By default, it utilizes:

  • OpenAI Chat Completions API
  • OpenAI Assistants API

Installation

Setup Virtual Environment

We recommend setting up a virtual environment to isolate Python dependencies, ensuring project-specific packages without conflicting with system-wide installations.

python3 -m venv venv
source venv/bin/activate

Install Package

Install the package from PyPi:

pip install sirji-agents

Run the following command to install playwright:

playwright install

Usage

Environment Variables

Ensure that the following environment variables are set:

export SIRJI_PROJECT="Absolute folder path for Sirji to use as its project folder."
export SIRJI_INSTALLATION_DIR='Absolute path of the Sirji installation directory.'
export SIRJI_RUN_PATH='Folder path containing run related logs, etc.'
export SIRJI_OPENAI_API_KEY='OpenAI API key for Chat Completions API and Assistants API'
export SIRJI_MODEL_PROVIDER='Model Provider to be used for LLM inference. Defaults to "openai".'
export SIRJI_MODEL='Model to be used for LLM inference. Defaults to "gpt-4o".'
export SIRJI_MODEL_PROVIDER_API_KEY='API key to be used for LLM inference.'

Orchestrator

The Orchestrator is the central component in the Sirji framework, responsible for managing the flow and execution of tasks across different agents.

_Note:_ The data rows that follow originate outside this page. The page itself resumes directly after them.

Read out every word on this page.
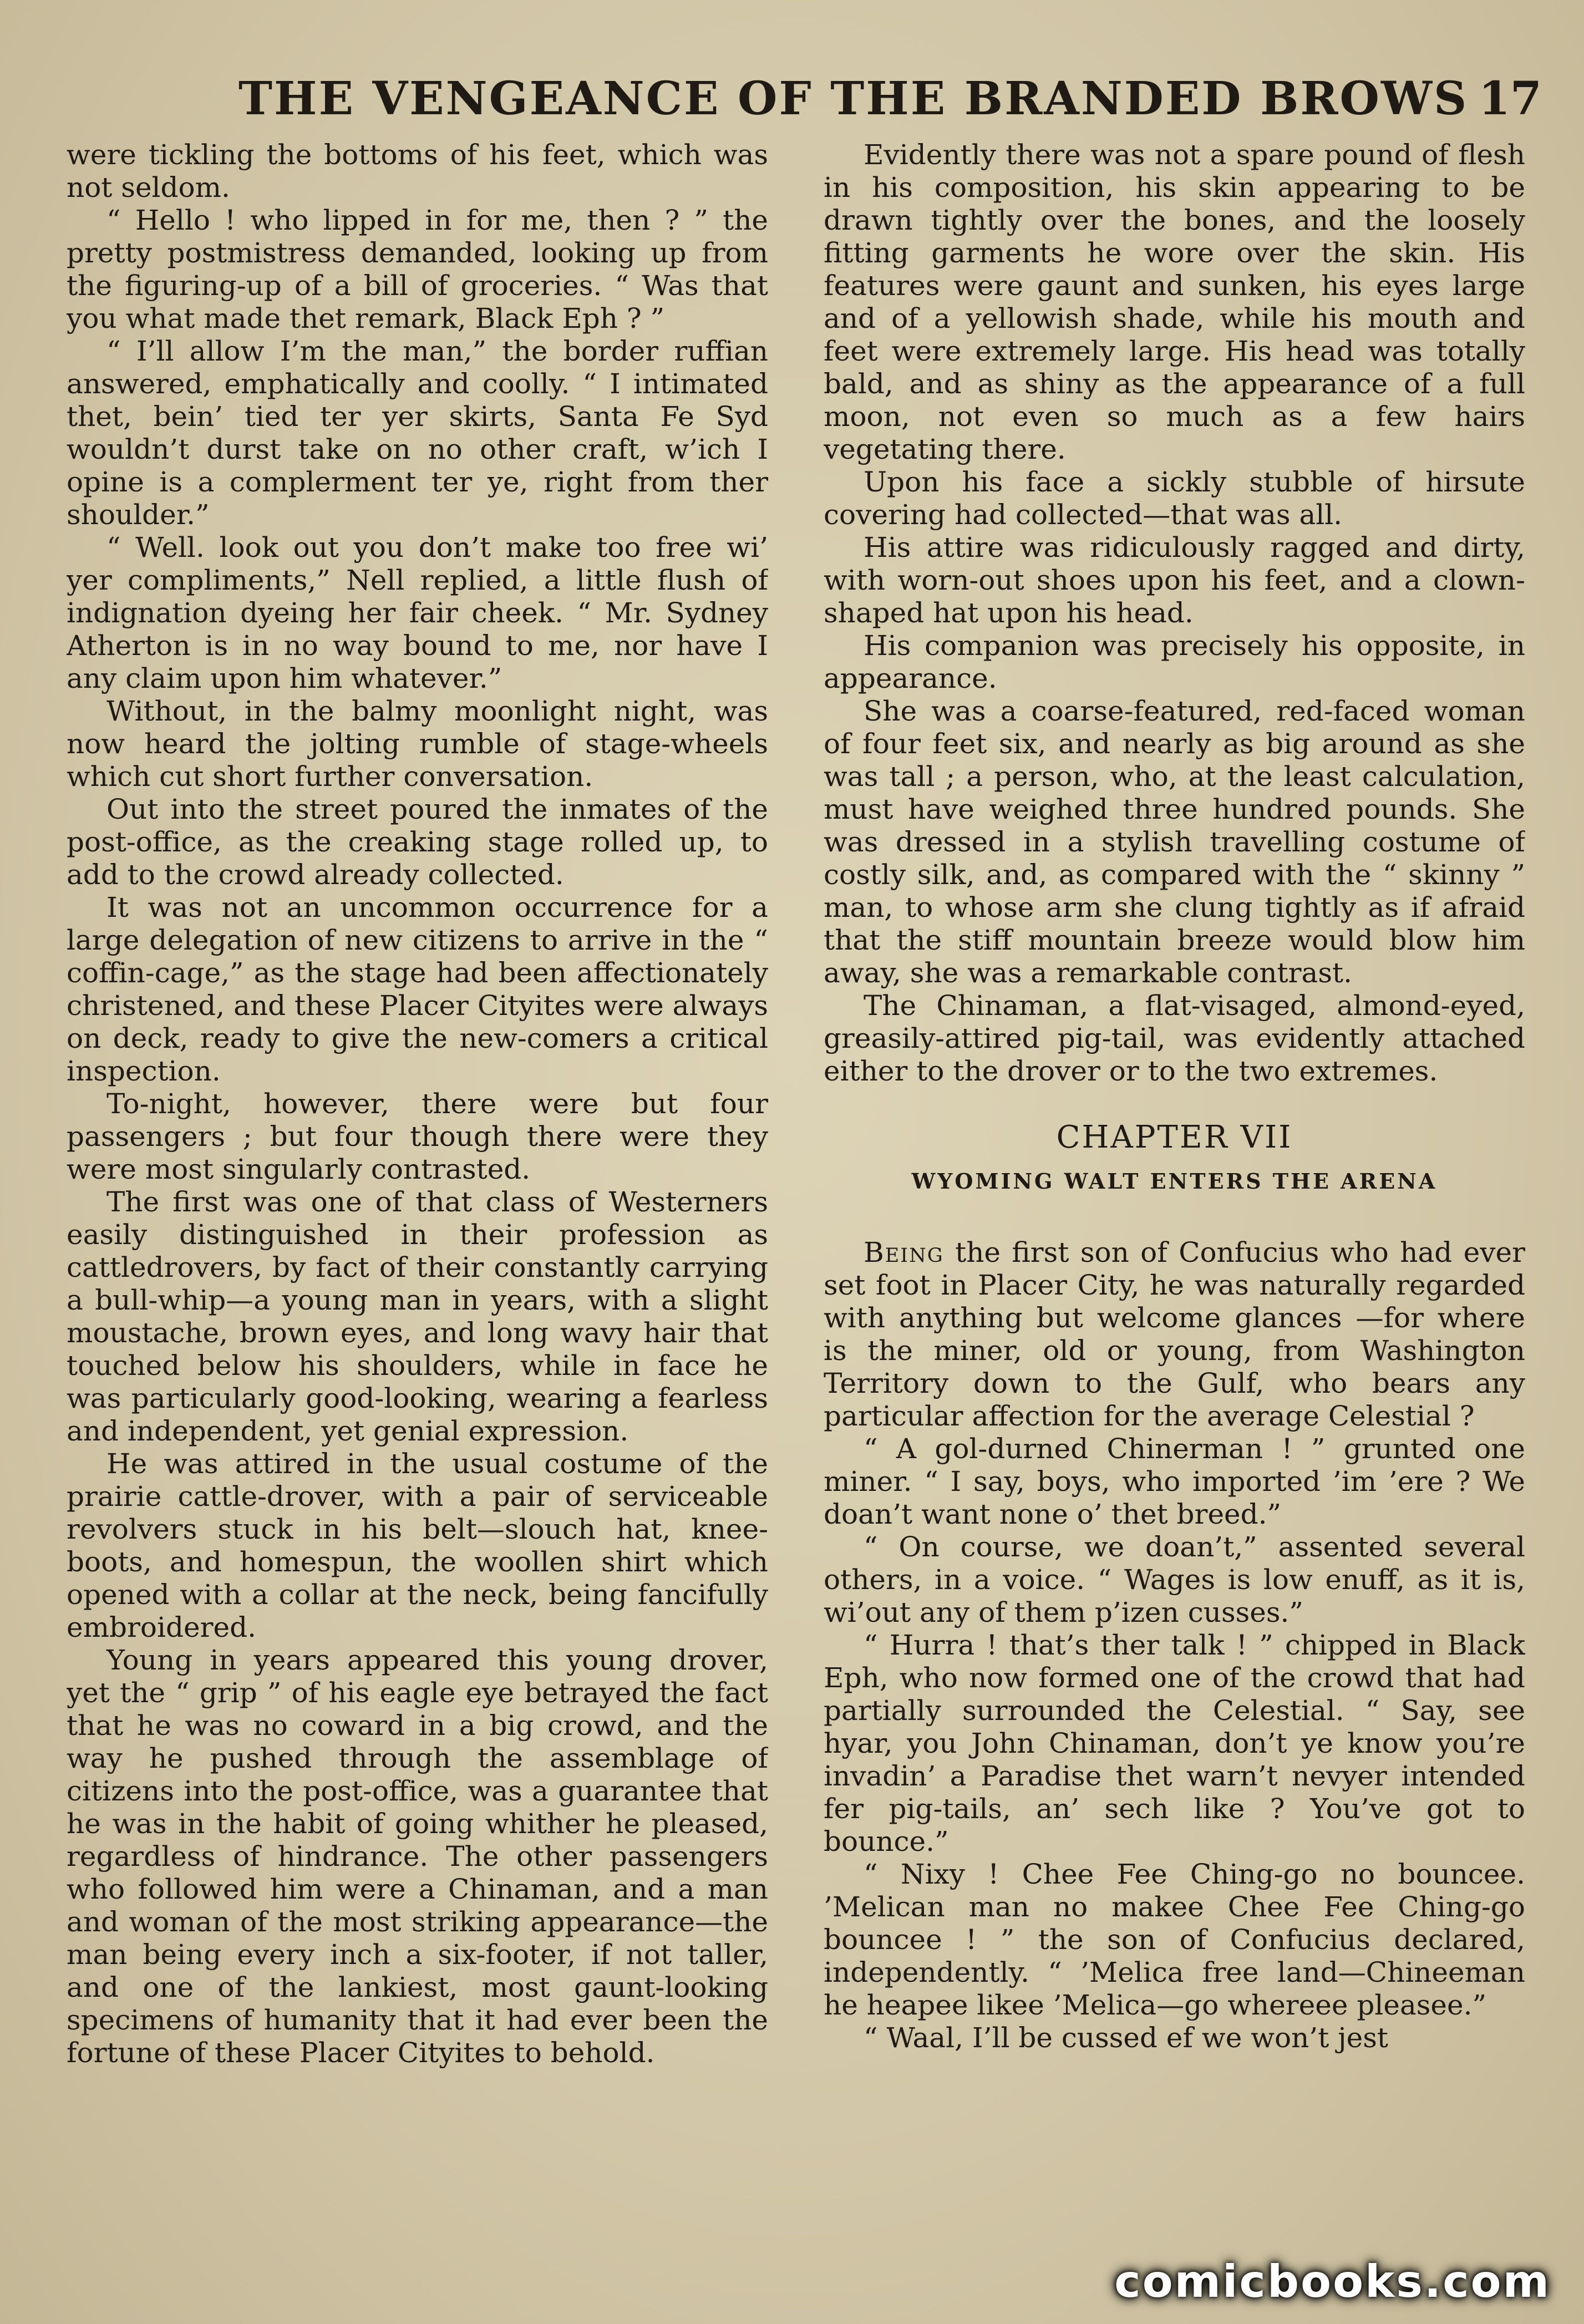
THE VENGEANCE OF THE BRANDED BROWS 17

were tickling the bottoms of his feet, which was not seldom.

“ Hello ! who lipped in for me, then ? ” the pretty postmistress demanded, looking up from the figuring-up of a bill of groceries. “ Was that you what made thet remark, Black Eph ? ”

“ I’ll allow I’m the man,” the border ruffian answered, emphatically and coolly. “ I intimated thet, bein’ tied ter yer skirts, Santa Fe Syd wouldn’t durst take on no other craft, w’ich I opine is a complerment ter ye, right from ther shoulder.”

“ Well. look out you don’t make too free wi’ yer compliments,” Nell replied, a little flush of indignation dyeing her fair cheek. “ Mr. Sydney Atherton is in no way bound to me, nor have I any claim upon him whatever.”

Without, in the balmy moonlight night, was now heard the jolting rumble of stage-wheels which cut short further conversation.

Out into the street poured the inmates of the post-office, as the creaking stage rolled up, to add to the crowd already collected.

It was not an uncommon occurrence for a large delegation of new citizens to arrive in the “ coffin-cage,” as the stage had been affectionately christened, and these Placer Cityites were always on deck, ready to give the new-comers a critical inspection.

To-night, however, there were but four passengers ; but four though there were they were most singularly contrasted.

The first was one of that class of Westerners easily distinguished in their profession as cattledrovers, by fact of their constantly carrying a bull-whip—a young man in years, with a slight moustache, brown eyes, and long wavy hair that touched below his shoulders, while in face he was particularly good-looking, wearing a fearless and independent, yet genial expression.

He was attired in the usual costume of the prairie cattle-drover, with a pair of serviceable revolvers stuck in his belt—slouch hat, knee-boots, and homespun, the woollen shirt which opened with a collar at the neck, being fancifully embroidered.

Young in years appeared this young drover, yet the “ grip ” of his eagle eye betrayed the fact that he was no coward in a big crowd, and the way he pushed through the assemblage of citizens into the post-office, was a guarantee that he was in the habit of going whither he pleased, regardless of hindrance. The other passengers who followed him were a Chinaman, and a man and woman of the most striking appearance—the man being every inch a six-footer, if not taller, and one of the lankiest, most gaunt-looking specimens of humanity that it had ever been the fortune of these Placer Cityites to behold.

Evidently there was not a spare pound of flesh in his composition, his skin appearing to be drawn tightly over the bones, and the loosely fitting garments he wore over the skin. His features were gaunt and sunken, his eyes large and of a yellowish shade, while his mouth and feet were extremely large. His head was totally bald, and as shiny as the appearance of a full moon, not even so much as a few hairs vegetating there.

Upon his face a sickly stubble of hirsute covering had collected—that was all.

His attire was ridiculously ragged and dirty, with worn-out shoes upon his feet, and a clown-shaped hat upon his head.

His companion was precisely his opposite, in appearance.

She was a coarse-featured, red-faced woman of four feet six, and nearly as big around as she was tall ; a person, who, at the least calculation, must have weighed three hundred pounds. She was dressed in a stylish travelling costume of costly silk, and, as compared with the “ skinny ” man, to whose arm she clung tightly as if afraid that the stiff mountain breeze would blow him away, she was a remarkable contrast.

The Chinaman, a flat-visaged, almond-eyed, greasily-attired pig-tail, was evidently attached either to the drover or to the two extremes.

CHAPTER VII
WYOMING WALT ENTERS THE ARENA

Being the first son of Confucius who had ever set foot in Placer City, he was naturally regarded with anything but welcome glances —for where is the miner, old or young, from Washington Territory down to the Gulf, who bears any particular affection for the average Celestial ?

“ A gol-durned Chinerman ! ” grunted one miner. “ I say, boys, who imported ’im ’ere ? We doan’t want none o’ thet breed.”

“ On course, we doan’t,” assented several others, in a voice. “ Wages is low enuff, as it is, wi’out any of them p’izen cusses.”

“ Hurra ! that’s ther talk ! ” chipped in Black Eph, who now formed one of the crowd that had partially surrounded the Celestial. “ Say, see hyar, you John Chinaman, don’t ye know you’re invadin’ a Paradise thet warn’t nevyer intended fer pig-tails, an’ sech like ? You’ve got to bounce.”

“ Nixy ! Chee Fee Ching-go no bouncee. ’Melican man no makee Chee Fee Ching-go bouncee ! ” the son of Confucius declared, independently. “ ’Melica free land—Chineeman he heapee likee ’Melica—go whereee pleasee.”

“ Waal, I’ll be cussed ef we won’t jest

comicbooks.com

# Following is a sample recipe
recipe = {
  "prescribed_tasks": [
    {
      "task": "Write epics and user stories.",
      "agent": "PRODUCT_MANAGER"
    },
    {
      "task": "Write architecture components.",
      "agent": "ARCHITECT"
    },
    {
      "task": "Implement the epic & user stories using the architecture components.",
      "agent": "CODER"
    }
  ],
  "tips": [
    {
      "deviation": "Architecture components are not in sync with the epics and user stories.",
      "agent": "PRODUCT_MANAGER",
      "task": "Make the epics and user stories consistent with the architecture components."
    }
  ]
}

from sirji_agents import Orchestrator

agent = Orchestrator(recipe)

# History is the array of LLM conversations till now
history = []

# Input message string
message_str = ""
response_message, history, prompt_tokens, completion_tokens = agent.message(message_str, history)

Generic Agent

Run time composable class providing the agent functionality as per the pseudo code provided in the agent.yml file.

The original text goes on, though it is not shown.